Hi, Cindy. Are you aware that some of the hold for designations are done in order to provide very clean scans to new volunteers who are being mentored by someone and need to learn how to validate? In other cases, a submitter may want to know that the validater of a certain book is familiar with Microsoft Word and can handle advanced issues with formatting and proofreading. Some of our new volunteers do not even know how to unzip files and find page breaks and would be blown away by needing to standardize multiple tables.


You asked how a new volunteer can establish trust and a good track record if no one gives them a chance. My question to you is, who isn't giving new people a chance? I don't see this kind of treatment taking place. Many of us have spent literally hours of our time showing new volunteers how to work with text and how to use their technology. New volunteers establish trust by building relationships with other volunteers through the lists and/or chat room and developing a history by working on books from the step 1 page.
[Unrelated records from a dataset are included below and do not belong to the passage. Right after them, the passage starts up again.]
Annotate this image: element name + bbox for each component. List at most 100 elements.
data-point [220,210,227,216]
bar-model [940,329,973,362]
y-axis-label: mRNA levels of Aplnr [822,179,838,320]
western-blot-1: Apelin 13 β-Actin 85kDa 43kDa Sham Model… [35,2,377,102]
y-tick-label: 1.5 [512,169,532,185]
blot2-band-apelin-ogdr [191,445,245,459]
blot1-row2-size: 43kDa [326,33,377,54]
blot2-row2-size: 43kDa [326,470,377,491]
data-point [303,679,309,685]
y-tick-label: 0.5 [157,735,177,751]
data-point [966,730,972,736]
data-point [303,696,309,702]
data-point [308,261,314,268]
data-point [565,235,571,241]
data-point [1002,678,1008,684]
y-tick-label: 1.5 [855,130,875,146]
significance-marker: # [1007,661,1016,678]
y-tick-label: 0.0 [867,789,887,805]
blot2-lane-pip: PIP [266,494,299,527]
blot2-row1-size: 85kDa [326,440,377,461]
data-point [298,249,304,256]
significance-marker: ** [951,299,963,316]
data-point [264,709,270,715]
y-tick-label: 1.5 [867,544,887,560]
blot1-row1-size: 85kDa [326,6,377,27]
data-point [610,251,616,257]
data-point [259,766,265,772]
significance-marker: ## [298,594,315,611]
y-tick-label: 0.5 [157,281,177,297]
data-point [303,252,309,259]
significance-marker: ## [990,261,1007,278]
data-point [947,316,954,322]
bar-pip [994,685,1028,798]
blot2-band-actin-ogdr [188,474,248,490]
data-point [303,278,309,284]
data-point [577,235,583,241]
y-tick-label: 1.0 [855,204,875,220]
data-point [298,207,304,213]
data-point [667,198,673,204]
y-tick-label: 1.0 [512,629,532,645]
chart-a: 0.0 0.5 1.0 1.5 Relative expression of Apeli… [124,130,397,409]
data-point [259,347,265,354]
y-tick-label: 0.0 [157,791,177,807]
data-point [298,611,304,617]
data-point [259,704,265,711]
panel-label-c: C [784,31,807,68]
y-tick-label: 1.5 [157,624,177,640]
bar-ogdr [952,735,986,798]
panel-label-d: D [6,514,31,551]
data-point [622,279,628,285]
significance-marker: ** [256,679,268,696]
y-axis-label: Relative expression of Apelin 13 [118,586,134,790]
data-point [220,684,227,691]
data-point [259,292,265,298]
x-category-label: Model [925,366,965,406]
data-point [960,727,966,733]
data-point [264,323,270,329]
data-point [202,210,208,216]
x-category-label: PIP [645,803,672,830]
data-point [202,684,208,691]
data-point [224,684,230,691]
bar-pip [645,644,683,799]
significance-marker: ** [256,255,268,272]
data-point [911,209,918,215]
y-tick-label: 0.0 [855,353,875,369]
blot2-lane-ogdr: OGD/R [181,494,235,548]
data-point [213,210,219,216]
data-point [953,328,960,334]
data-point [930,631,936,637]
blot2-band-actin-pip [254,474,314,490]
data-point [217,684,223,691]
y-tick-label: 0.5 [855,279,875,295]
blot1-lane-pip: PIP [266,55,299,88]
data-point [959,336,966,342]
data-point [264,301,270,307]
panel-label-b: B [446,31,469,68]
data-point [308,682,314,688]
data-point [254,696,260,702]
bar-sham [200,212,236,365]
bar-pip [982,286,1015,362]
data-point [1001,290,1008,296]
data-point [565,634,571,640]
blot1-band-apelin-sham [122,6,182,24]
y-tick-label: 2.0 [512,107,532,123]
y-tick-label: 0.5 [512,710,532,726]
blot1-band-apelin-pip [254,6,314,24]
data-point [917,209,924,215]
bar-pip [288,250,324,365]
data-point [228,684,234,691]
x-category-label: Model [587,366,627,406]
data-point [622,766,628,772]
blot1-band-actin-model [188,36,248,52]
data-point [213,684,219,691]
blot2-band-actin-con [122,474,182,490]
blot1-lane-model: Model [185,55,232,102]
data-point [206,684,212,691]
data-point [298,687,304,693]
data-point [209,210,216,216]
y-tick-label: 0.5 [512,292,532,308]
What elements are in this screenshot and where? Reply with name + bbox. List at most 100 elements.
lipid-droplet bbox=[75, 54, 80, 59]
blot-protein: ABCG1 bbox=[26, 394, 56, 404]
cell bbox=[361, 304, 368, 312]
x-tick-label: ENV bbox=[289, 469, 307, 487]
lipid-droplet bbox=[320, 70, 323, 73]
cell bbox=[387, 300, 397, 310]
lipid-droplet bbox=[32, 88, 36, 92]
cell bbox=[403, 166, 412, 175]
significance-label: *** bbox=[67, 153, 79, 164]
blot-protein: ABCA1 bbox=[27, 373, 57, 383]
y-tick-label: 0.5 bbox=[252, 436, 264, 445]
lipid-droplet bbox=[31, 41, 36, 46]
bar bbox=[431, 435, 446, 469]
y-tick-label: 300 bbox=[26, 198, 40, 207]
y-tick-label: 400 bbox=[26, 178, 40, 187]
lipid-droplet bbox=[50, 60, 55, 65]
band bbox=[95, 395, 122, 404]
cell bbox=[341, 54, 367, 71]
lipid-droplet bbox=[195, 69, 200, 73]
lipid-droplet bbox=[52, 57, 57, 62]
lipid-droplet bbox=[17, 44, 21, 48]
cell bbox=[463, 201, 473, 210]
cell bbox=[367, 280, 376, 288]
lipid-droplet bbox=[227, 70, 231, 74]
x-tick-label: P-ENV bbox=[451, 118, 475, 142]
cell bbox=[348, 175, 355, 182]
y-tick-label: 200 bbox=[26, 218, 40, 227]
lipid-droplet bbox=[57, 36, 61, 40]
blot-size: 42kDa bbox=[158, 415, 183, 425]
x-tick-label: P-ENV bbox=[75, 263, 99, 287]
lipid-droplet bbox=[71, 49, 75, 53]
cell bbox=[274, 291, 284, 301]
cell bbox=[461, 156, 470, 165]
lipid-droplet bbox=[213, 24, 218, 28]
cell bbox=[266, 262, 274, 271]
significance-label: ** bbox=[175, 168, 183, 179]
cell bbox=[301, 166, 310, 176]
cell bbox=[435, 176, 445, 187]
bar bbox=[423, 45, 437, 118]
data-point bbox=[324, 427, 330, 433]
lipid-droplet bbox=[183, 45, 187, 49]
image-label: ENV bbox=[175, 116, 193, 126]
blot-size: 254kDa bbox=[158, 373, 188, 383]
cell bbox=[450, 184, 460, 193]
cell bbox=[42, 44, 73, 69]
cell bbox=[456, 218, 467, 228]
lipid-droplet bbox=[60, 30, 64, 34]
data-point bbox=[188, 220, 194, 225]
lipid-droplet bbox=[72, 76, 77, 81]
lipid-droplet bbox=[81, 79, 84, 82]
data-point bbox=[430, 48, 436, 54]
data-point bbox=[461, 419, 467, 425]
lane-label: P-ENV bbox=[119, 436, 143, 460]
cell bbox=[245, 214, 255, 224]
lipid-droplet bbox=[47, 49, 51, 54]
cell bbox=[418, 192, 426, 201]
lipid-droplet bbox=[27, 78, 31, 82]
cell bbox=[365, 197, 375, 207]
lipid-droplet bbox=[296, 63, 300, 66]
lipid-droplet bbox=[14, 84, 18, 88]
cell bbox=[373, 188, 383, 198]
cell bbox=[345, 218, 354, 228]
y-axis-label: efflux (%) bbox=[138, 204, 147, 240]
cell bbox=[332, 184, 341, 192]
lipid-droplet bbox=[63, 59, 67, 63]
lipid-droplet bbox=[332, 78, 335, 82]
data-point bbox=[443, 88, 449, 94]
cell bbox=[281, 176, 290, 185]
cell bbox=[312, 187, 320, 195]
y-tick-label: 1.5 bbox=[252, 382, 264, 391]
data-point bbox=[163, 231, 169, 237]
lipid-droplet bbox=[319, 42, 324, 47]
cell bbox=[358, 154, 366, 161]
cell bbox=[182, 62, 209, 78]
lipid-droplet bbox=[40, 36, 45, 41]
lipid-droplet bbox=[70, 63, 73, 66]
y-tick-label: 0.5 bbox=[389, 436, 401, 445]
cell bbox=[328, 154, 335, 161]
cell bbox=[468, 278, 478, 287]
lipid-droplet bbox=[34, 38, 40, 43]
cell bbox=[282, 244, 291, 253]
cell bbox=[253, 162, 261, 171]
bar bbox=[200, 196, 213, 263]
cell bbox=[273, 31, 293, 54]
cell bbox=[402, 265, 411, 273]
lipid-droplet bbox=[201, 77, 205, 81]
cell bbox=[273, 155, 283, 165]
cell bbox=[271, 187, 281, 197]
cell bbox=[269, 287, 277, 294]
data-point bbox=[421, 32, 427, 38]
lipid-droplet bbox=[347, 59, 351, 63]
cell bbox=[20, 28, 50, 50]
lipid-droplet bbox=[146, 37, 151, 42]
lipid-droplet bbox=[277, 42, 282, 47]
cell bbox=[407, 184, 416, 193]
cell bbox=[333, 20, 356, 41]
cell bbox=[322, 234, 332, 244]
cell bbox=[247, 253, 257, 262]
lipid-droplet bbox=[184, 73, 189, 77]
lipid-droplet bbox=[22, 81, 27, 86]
Since 98 percent of the books on step 1 are not held for anyone, there are bountiful opportunities for a new validater to learn to validate. In fact, there are quite a lot of people who post here about books they've submitted that would be good choices for new validaters. When those books are posted, the submitter usually gives out an email address and offers to work with the new validater. This is how relationships are built and how the trust between a submitter and validater begins. This is how people build networks of contacts and how they get things done both mor quickly and reliably than one person can do alone. People naturally use colaboration with others at home, at work, and in school. It seems reasonable to bring that concept to volunteering as well.

Limiting people and their ability to network and colaborate on projects as they see fit assumes that a group of rational adults cannot make decisions about how they choose to get things done and how that work is processed. It seems that discrimination is the default assumption here on a practice that takes 2 percent of the books away from volunteers at large. We have some urgent and far more serious issues that need attention. This seems like worrying about a hang nail when you've got your leg gashed open and needing stitches. Let's clear out the gigantic backlog of books on step 1 and then discuss what to do about the people putting holds on things when it's cleared.

Monica Willyard

groups Warford wrote:
Hi Monica,
I do understand your points as far as percentages go. However, I do respectfully disagree.